Although SteamDB and the Steam subreddit both have claimed various alleged facts about this issue, one has to keep in mind that neither of these two is in any way officially under Valve’s supervision. The Steam subreddit moderator may state that he is officially speaking for Valve, but he is not a Valve representative in any way.
The problem consisted of mismatching users’ account information. If you would have entered your account page prior to the servers’ shutdown, you would have seen a different person on the page, along with his private information. His billing address, last four digits of his credit card and phone number.
Even so, users’ would not have been able to purchase products using this information in any way. Considering that now, following an official statement by Valve, the servers are up and running once again, without the previous information leak, users should feel at ease. Up to this point, no claims have surfaced in regards to actual credit card theft or other similar illegalities.
But, due to this leak, users are advised to refrain from clicking on suspicious links in any way, because the environment is suitable for an increase in phishing scams. Simply act normally and go about your day as you would normally do. Even so, if identity thefts will occur because of this mishap, Valve may very well be facing numerous lawsuits in the coming weeks or months.
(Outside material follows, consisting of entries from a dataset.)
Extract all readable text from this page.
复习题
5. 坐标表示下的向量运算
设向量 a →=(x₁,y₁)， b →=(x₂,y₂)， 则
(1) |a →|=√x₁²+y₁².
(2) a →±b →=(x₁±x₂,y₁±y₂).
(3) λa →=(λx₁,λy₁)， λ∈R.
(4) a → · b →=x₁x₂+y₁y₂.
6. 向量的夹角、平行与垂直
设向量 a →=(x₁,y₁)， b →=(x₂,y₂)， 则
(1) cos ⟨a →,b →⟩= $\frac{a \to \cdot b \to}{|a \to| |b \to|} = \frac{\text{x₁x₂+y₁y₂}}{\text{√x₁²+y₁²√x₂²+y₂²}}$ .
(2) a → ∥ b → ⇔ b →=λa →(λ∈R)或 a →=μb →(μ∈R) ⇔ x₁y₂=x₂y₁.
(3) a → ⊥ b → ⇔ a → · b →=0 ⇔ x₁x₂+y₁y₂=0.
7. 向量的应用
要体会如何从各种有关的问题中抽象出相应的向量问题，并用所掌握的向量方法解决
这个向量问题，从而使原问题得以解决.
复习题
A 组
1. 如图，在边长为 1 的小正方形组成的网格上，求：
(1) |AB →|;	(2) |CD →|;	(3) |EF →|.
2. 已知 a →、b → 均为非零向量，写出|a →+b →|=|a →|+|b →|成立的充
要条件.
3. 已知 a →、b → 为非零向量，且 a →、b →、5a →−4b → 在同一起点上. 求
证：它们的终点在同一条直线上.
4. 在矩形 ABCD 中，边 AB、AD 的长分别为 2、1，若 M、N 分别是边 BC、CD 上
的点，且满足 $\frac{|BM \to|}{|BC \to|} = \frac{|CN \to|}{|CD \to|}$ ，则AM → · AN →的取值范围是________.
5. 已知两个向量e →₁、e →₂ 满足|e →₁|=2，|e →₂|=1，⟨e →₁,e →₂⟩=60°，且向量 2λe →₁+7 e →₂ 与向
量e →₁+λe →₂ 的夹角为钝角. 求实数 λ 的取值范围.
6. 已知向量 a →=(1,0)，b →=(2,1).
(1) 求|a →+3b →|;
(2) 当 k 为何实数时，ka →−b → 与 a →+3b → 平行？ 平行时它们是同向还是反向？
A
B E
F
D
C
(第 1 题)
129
The problem may be fixed, but the fact that it occurred in the first place still stands tall. By having all of your information, products, games, linked to only one site that is always online, these types of security fails are extremely dangerous. This one of the many criticisms that always-online DRM content faces on a day-to-day basis.
The fact that you do not actually own what you purchase on Steam is correct as well. If one day the servers would go down, all of your purchased products will be gone as well. Platforms like CD Projekt Red’s GOG.com completely circumvent this issue by giving people who purchase a game the installer, without the need of a constant internet connection. It is to no surprise why this aforementioned platform is gaining increased popularity each year, but it is still long ways off from reaching Steam’s massive 125 million userbase.
This staggering number of users comes with a great responsibility as well. If Valve is not able to ensure their users’ privacy, it should really revamp it security protocols as soon as possible or, at least, try to not make any caching issues surface in the future.
Although Valve’s security mishap revealed their users’ private information, the odds that this will make people leave the Steam platform are extremely low, even 0. But Steam users should take into account that showing a higher degree of skepticism towards unknown links from strangers, following this caching issue, is strongly advised.